Generally, courts are likely to side with insureds as to what fees are “usual and customary” in order not to interfere with the insureds’ access to physicians of their choice. Nor are courts likely to sympathize with insurer objections to the amount of fees after an insured has already incurred the debt without notice from the insurance company as to what lesser amounts would be accepted as “usual, customary, and reasonable.”


[1] CalPERS and Anthem relied on Orthopedic Specialists in the administrative process. It is not on point and irrelevant. In Orthopedics Specialists, the out of network doctors directly sought UCR recovery from CalPERS. The doctors were not in privity of contract with CalPERS or Anthem. No fiduciary duties applied. The court ruled in contradictory dicta about the contract terms (which could not apply as it held that there was no contract) that “just because an NPP believes that the EOC’s provisions are unfair does not mean the provisions can be ignored or that they are unenforceable. The contract says what it says.” (Orthopedic Specialists, supra, at 648.)

[2] In addition, see Washington Physicians’ Service Assn. v. Gregoire, 147 F.3d 1039, 1045-1046 (9th Cir. 1998), cert. denied 525 U.S. 1141, 119 S.Ct. 1033 (1999), holding that health service plans are indistinguishable from insurance policies for purposes of ERISA preemption analysis under ERISA’s insurance savings clause applicable to the business of insurance. Likewise, California Civil Code §3428, in its legislative findings and declaration of intent, states that health care service plans are engaged in the business of insurance as that term is used under the McCarran-Ferguson Act even though California, for regulatory purposes, has chosen to regulate insurers and health care service plans under different regulatory agencies.
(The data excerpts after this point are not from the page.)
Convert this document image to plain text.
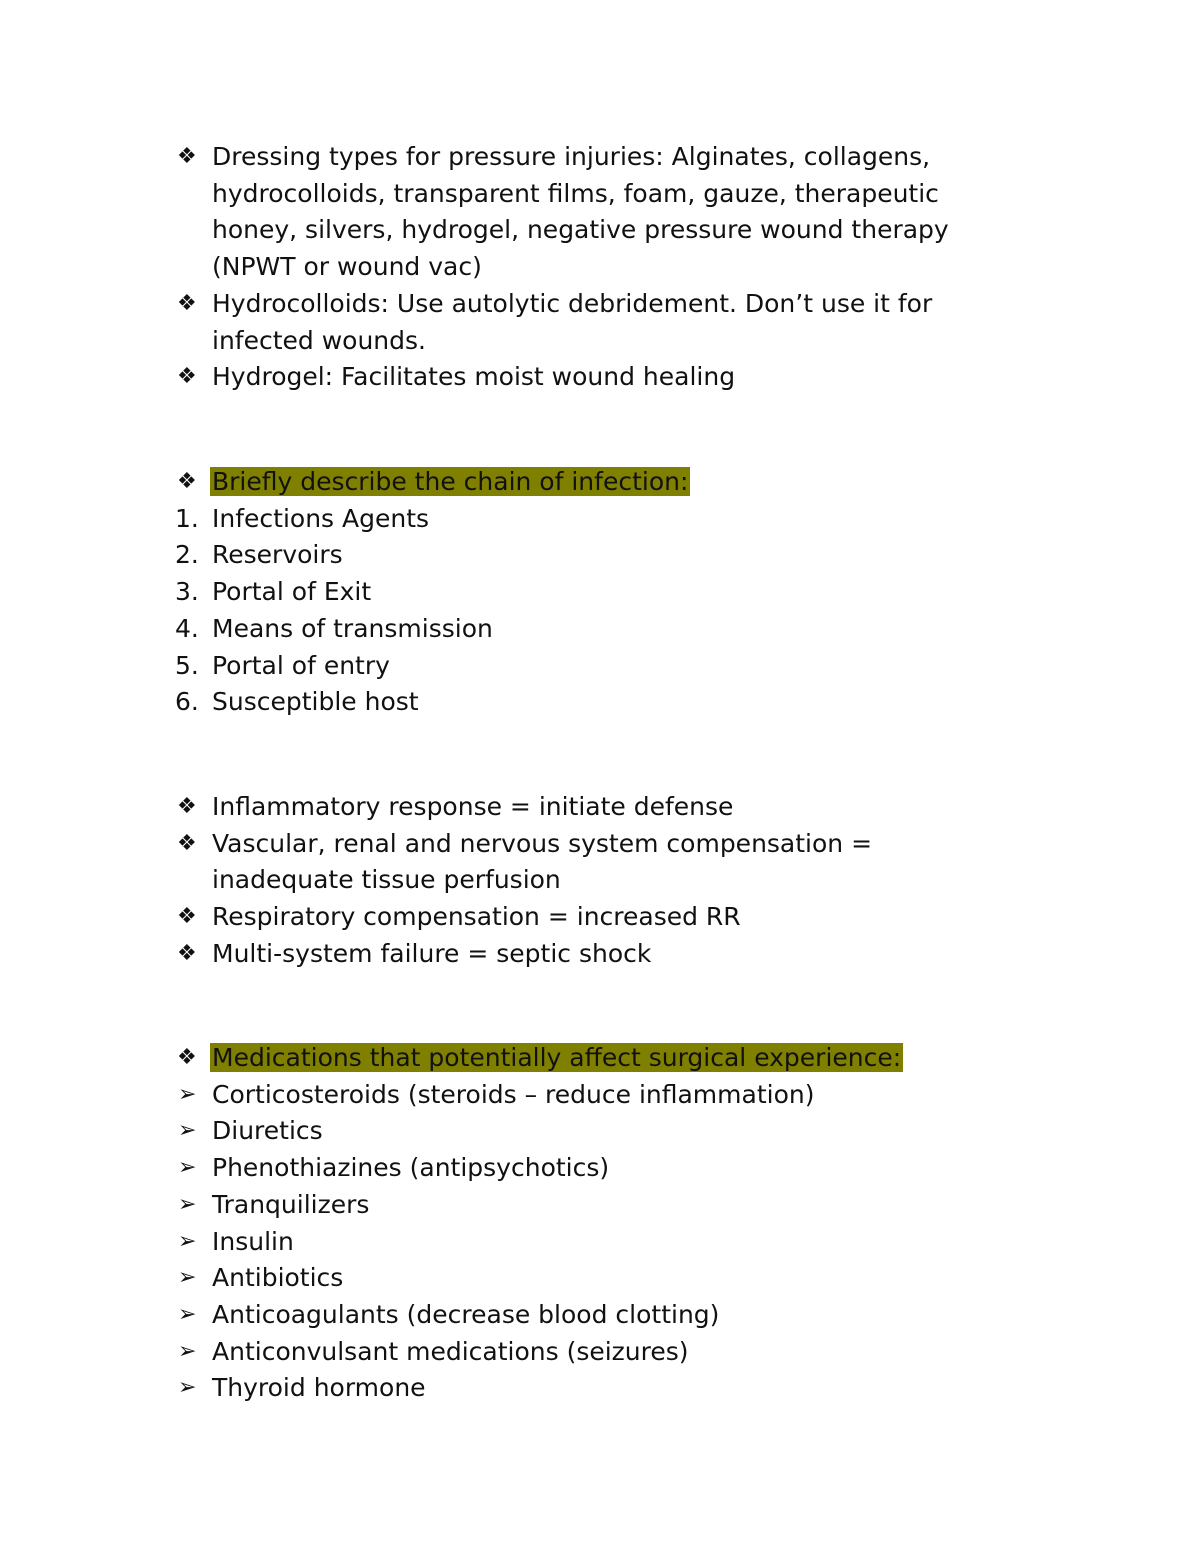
❖ Dressing types for pressure injuries: Alginates, collagens,
hydrocolloids, transparent films, foam, gauze, therapeutic
honey, silvers, hydrogel, negative pressure wound therapy
(NPWT or wound vac)
❖ Hydrocolloids: Use autolytic debridement. Don’t use it for
infected wounds.
❖ Hydrogel: Facilitates moist wound healing
❖ Briefly describe the chain of infection:
1. Infections Agents
2. Reservoirs
3. Portal of Exit
4. Means of transmission
5. Portal of entry
6. Susceptible host
❖ Inflammatory response = initiate defense
❖ Vascular, renal and nervous system compensation =
inadequate tissue perfusion
❖ Respiratory compensation = increased RR
❖ Multi-system failure = septic shock
❖ Medications that potentially affect surgical experience:
➢ Corticosteroids (steroids – reduce inflammation)
➢ Diuretics
➢ Phenothiazines (antipsychotics)
➢ Tranquilizers
➢ Insulin
➢ Antibiotics
➢ Anticoagulants (decrease blood clotting)
➢ Anticonvulsant medications (seizures)
➢ Thyroid hormone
[3] If a plan term is capable of two constructions, both reasonable, it is ambiguous. (La Jolla Beach and Tennis Club, etc., supra at 38.) The general rule is that if coverage is available under any reasonable interpretation of an ambiguous clause of an insurance policy or plan, the insurer cannot escape its obligation to provide benefits. (20th Century Insurance Co. v. Liberty Mutual Ins. Co., 965 F.2d 747, 751 (9th Cir. 1992, citing with approval Ponder v. Blue Cross of Southern California, supra at 718 [a policy term that would operate as a limitation on, or exclusion of, a benefit is subject to strict scrutiny], and Employers’ Reinsurance Corp. v. Phoenix Insurance Co. (1986) 186 Cal.App.3d 545, 554; Chamberlin v. Smith (1977) 72 Cal.App.3d 835, 844-45.)

[4] Indeed, if it is allowed to remain part of the EOC without sufficient standards and benchmarks, the contract itself may be treated as void ab initio, for vagueness and lack of performance standards such that there is no authority for providing any reimbursement other than using the standards providing for adequate reimbursement such as UCR. See supra.